New Reverse Mortgage Rules Cut Senior Options

Uncle Sam is about the only one willing to insure reverse mortgages but with losses to date of $2.8 billion HUD has now come out with new rules which will reduce withdrawals, require new financial paperwork and raise borrower costs. The new rules impact reverse loans made after September 30th.

In basic terms, reverse mortgages are a form of financing available to those aged 62 and older. Unlike a “forward” mortgage where the borrower makes monthly payments for principal and interest, a reverse loan is a type of asset-based financing: the borrower gets a loan according to how much equity they have in their home, the interest rate and their age. There are no monthly payments for principal and interest with a reverse mortgage, but borrowers must continue to pay for such things as insurance, taxes and HOA fees.

Interest accrues on the loan and the debt becomes payable after the borrower moves, sells the property or passes away. Importantly, the loan is secured by the property and the debt is a form of non-recourse financing. If the sale value of the property is less than the amount owed nothing except the home can be taken to satisfy the debt.

Under the new standards just announced by HUD, reverse mortgage loans — also known by HUD as home equity conversion mortgages (HECMs) — will be changed in several ways:

Less Cash Up Front

First, disbursements during the first year are generally limited to 60 percent of the loan amount (also known as the potential maximum claim amount or MCA).
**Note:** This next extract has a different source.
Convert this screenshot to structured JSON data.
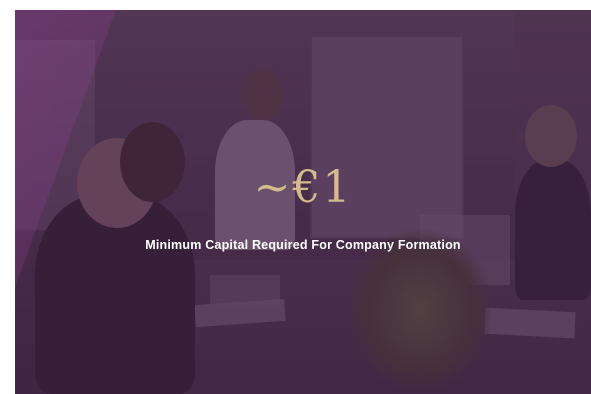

For instance, if the loan amount is $150,000 then borrowers can readily withdraw up to $90,000 during the first 12 months of the loan term. The purpose of this restriction is to assure additional funds remain available for such things as taxes and insurance.

Second, the size of the first-year withdrawals is tied to the up-front mortgage insurance premium charged by HUD. Withdraw 60 percent or less of the loan amount and the up-front fee is .5 percent of the appraised value. Withdraw more and the up-front fee jumps to 2.5 percent of the appraised value. For most would-be reverse mortgage borrowers the change effectively will result in higher up-front fees.

Notice that the property’s appraised value is far more than the allowable size of a reverse mortgage, especially under the new rules. Also, the new system replaces the existing reverse mortgage format which had a 2% up-front fee for the “standard” product and a 0.01 percent charge at closing for the “saver” plan. In June, the FHA reported that it insured 4,494 “standard” HECMs and 343 “saver” reverse loans.

Third, maximum loan sizes are being reduced by about 15 percent. This means there is a larger cushion to protect HUD in case home values go down or simply remain stable.

Financial Assessments

Fourth, starting January 14th borrowers will be required to have a financial assessment, essentially a loan application based on income and credit.

The financial assessment requirement is very different because previously lenders did not look at borrower income — reverse loans are asset-based loans. There is no doubt that the financial assessment process will evolve into a loan qualification test as lenders decide which borrowers such get reverse loans — and which should not.